For reference the firewire controller I'm using is a Texas Instruments TSB43AB23.

04/24/12 23:54:14 changed by stefanr

Affected:

  • Saffire PRO 24 (froh, stefanr)
  • Saffire PRO 40 (nils)

Not affected:

  • RME Fireface 800 (jwoithe)
  • Terratec Phase X24FW, a BeBoB based device (stefanr)

As time permits, I will look further into what particular part of ffado-dbus-server's startup is triggering this event.
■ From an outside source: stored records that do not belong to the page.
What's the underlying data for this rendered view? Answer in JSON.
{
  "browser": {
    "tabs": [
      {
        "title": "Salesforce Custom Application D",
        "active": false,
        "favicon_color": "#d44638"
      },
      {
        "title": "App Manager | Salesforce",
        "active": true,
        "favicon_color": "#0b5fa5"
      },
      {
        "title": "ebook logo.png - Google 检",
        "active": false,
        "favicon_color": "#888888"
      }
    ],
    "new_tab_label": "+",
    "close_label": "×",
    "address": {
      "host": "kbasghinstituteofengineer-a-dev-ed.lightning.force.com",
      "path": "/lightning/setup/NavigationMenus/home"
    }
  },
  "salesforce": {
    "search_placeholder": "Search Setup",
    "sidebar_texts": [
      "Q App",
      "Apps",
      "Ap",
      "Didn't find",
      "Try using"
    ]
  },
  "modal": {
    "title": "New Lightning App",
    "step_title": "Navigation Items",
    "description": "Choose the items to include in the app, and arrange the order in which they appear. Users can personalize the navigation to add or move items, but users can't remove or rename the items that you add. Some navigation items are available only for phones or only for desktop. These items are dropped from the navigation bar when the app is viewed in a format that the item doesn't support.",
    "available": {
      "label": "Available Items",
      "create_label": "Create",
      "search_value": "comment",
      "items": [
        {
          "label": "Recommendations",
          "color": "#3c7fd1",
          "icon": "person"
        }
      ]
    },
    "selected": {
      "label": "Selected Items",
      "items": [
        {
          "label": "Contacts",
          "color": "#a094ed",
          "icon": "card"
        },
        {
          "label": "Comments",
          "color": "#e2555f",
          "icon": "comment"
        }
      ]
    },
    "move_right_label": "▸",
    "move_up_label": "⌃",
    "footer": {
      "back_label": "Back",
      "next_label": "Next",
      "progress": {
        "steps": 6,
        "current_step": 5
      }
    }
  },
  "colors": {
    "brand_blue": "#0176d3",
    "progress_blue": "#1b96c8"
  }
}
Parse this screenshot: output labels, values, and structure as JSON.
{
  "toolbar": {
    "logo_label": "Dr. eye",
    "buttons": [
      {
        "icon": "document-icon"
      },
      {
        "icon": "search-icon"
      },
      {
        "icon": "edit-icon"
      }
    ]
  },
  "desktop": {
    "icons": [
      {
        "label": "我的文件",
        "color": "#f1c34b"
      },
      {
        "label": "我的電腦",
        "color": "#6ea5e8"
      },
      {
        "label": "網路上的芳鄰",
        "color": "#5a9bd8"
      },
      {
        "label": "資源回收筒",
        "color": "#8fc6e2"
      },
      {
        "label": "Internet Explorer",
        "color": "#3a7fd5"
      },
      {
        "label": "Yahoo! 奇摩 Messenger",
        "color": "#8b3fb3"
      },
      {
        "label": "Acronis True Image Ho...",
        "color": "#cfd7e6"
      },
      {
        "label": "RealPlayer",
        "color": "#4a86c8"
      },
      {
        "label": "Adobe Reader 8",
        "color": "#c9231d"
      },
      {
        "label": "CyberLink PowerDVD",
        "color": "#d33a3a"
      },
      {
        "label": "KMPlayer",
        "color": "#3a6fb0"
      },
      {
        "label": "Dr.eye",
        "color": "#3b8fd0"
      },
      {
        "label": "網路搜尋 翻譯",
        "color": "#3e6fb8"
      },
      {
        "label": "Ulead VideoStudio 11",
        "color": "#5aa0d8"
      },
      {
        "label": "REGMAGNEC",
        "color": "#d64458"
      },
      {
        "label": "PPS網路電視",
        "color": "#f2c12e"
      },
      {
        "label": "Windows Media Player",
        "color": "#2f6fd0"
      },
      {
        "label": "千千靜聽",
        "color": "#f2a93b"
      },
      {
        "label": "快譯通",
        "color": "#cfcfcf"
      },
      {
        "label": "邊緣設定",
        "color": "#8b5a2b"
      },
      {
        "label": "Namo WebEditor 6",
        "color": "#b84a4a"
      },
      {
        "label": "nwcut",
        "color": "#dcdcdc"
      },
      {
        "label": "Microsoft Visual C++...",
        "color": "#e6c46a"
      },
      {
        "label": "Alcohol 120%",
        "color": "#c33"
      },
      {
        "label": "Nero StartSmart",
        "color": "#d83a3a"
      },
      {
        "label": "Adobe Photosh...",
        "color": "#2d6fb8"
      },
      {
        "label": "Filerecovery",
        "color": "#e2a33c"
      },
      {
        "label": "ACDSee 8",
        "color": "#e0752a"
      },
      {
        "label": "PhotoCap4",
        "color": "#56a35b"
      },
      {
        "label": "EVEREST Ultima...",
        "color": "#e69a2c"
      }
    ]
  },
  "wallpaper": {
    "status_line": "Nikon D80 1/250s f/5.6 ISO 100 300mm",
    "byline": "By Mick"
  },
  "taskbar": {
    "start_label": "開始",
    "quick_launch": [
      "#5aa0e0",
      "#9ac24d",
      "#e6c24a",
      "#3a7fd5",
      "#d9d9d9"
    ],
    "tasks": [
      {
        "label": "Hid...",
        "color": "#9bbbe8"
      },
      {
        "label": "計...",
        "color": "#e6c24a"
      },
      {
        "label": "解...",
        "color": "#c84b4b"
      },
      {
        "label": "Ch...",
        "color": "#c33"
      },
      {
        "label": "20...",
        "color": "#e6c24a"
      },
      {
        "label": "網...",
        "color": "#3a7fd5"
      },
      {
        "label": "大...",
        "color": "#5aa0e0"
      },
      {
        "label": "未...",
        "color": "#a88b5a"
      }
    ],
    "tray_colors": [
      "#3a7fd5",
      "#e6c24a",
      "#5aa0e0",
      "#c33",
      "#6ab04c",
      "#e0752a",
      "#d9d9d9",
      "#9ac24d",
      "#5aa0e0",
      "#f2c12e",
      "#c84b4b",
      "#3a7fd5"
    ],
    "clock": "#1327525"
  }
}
04/25/12 00:52:56 changed by jwoithe

Just so we can be sure that we're all testing in a comparable way, could you (Stefan) post the steps you're using to test your devices (or confirm that it's the same as in comment 1)?

It's interesting that you have both an affected and unaffected device - that pretty much rules out system differences as being the cause.

As time allows over the next few days I'll also test my MOTU to see if that's affected.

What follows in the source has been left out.